True, it is less exciting, even dull, to debate measures necessary to professionalise the civil service than it is to muse over macro- and microeconomic reform and review – even revolution.
But just imagine the development spin-offs that could flow if the ANC and its Alliance partners threw the spotlight on educators actually teaching for their allotted hours, or on plans to decisively deal with the unacceptably poor levels of maths and science teaching and learning (even if that means importing teachers for a period).
Imagine the growth benefits that could flow from an immigration system that was applied transparently and with a keen eye to dealing with South Africa’s skills shortages – particularly at a time when there will be top-level eurozone skills in search of a new home.

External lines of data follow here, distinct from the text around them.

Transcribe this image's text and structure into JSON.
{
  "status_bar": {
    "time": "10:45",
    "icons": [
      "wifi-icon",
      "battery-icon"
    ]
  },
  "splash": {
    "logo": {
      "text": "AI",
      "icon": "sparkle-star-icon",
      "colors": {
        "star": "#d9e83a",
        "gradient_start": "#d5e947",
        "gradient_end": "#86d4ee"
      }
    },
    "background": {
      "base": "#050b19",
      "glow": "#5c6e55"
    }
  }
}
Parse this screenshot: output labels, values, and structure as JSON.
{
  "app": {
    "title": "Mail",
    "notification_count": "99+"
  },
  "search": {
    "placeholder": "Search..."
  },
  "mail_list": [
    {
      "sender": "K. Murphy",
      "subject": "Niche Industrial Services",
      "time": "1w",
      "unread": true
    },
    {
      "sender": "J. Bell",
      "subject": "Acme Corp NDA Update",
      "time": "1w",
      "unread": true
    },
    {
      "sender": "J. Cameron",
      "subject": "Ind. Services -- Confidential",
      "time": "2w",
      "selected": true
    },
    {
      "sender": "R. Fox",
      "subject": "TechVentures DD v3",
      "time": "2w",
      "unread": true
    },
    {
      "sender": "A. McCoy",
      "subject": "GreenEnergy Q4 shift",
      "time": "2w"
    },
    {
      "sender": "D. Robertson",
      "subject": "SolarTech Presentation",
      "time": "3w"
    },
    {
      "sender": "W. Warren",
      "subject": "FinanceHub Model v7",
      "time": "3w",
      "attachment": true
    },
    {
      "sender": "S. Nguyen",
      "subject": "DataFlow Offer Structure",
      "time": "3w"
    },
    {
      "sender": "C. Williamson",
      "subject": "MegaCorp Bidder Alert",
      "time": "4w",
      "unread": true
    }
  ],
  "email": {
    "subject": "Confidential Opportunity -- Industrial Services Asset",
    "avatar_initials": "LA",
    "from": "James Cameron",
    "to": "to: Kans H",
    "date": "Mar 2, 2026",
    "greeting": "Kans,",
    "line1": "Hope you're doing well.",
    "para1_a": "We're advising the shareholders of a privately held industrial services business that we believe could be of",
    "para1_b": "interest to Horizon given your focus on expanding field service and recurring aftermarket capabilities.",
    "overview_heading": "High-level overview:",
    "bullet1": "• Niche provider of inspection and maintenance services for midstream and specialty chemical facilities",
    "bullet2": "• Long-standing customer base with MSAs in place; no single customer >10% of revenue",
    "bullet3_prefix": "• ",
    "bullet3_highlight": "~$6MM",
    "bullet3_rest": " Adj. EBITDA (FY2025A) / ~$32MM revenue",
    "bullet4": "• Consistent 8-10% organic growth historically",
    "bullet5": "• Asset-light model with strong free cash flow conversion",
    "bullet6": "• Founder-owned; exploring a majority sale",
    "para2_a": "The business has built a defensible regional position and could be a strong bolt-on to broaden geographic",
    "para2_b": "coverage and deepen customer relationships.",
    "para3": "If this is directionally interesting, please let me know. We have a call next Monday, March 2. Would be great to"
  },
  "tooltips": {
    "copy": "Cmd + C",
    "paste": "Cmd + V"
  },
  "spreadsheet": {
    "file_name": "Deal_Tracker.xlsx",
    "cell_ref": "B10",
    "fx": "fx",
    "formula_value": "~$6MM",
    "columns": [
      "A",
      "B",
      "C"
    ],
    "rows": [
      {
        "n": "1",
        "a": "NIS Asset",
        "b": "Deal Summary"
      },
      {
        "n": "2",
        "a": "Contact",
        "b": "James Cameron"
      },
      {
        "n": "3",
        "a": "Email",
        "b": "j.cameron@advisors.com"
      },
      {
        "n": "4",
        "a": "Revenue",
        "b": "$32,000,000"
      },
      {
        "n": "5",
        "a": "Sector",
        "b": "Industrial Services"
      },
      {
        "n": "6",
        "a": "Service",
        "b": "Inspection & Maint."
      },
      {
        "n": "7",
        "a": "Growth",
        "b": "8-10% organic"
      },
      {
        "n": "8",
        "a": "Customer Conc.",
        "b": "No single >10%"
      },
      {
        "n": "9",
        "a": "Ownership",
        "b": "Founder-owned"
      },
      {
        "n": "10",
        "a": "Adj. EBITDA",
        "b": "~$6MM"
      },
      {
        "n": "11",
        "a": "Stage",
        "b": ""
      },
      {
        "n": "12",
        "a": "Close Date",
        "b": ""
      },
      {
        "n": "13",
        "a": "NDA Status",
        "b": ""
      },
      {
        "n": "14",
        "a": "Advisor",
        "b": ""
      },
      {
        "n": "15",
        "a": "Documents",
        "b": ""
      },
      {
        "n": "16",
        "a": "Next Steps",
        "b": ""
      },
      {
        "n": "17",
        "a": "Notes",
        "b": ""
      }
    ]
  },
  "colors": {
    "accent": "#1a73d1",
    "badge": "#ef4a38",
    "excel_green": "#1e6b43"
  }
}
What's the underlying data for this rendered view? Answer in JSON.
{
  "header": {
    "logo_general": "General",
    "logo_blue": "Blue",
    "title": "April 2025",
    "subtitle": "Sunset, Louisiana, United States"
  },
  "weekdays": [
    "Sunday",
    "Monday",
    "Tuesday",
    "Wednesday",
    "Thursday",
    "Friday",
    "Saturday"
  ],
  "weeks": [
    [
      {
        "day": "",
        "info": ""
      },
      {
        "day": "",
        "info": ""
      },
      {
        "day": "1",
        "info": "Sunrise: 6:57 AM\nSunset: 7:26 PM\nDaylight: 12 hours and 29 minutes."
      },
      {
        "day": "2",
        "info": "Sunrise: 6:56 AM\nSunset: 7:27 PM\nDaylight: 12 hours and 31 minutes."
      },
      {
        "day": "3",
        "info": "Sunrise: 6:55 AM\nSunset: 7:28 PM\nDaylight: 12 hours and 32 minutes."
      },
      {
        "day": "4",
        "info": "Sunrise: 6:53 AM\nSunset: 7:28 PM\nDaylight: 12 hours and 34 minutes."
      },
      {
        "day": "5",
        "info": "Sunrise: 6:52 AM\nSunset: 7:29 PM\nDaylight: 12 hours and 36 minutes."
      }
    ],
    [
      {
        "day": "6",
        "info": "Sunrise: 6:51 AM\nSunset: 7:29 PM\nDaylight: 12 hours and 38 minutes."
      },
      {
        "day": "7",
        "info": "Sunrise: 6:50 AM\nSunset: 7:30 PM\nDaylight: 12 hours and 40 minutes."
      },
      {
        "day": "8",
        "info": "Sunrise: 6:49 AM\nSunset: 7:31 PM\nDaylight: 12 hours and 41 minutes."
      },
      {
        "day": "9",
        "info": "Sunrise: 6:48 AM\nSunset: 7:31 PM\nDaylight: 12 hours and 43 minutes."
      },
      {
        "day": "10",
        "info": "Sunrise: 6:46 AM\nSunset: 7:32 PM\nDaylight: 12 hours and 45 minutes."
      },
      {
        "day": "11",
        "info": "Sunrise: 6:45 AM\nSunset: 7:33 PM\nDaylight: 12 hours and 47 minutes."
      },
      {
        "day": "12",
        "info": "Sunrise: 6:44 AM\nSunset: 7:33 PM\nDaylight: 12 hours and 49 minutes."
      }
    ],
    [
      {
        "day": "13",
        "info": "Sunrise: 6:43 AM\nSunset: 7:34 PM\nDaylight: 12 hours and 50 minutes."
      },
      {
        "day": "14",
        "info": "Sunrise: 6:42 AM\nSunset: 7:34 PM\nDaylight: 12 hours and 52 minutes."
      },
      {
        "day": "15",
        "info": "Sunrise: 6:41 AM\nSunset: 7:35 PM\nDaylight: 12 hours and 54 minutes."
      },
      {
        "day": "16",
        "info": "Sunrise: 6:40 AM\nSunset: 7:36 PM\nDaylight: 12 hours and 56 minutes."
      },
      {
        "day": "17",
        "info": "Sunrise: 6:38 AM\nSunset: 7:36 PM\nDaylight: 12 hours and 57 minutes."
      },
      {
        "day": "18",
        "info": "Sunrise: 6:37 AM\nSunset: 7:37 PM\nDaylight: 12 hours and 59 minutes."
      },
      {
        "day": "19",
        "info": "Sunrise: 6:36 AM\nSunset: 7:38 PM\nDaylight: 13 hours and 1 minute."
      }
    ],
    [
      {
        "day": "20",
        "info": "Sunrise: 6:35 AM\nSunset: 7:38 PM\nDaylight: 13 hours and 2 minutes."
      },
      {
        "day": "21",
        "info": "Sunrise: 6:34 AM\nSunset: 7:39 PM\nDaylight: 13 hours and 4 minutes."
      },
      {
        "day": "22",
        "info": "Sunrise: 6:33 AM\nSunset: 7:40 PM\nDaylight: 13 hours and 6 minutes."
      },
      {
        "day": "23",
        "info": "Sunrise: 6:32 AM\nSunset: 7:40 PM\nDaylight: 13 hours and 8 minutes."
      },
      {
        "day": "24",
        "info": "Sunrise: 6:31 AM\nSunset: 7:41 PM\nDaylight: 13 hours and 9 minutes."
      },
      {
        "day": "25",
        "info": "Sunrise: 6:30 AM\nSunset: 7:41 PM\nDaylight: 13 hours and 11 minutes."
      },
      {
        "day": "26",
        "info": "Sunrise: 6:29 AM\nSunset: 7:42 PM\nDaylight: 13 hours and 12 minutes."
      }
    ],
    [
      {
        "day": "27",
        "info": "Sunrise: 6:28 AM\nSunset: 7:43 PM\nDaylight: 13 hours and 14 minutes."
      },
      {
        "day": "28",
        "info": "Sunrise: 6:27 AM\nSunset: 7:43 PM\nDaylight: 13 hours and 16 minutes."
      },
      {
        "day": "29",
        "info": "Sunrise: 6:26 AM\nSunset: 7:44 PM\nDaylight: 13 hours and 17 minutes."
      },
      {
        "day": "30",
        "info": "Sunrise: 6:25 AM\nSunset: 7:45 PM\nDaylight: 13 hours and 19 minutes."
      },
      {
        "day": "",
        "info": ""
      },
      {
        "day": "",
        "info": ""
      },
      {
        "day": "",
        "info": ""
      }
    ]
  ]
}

Imagine the innovation and business energy that could flow from a well-administered company registration system that sought to make it as simply and as fast as possible to start a new enterprise.
Imagine the improvements that would emerge in poor areas if there were to be large-scale collaboration between government and civil society to deal decisively with the housing, infrastructure, health, education and recreational deficits in these protest-prone hot spots. The list could go on and on.
Instead, there is defensiveness and a closed mindedness that are likely to remain a binding constraint to any radical shift aspiration and a real risk that the policy proposals will be seen as little more than energy-sapping ‘aspirational waffle’, to borrow a phrase from the Archbishop of Canterbury, Dr Rowan Williams.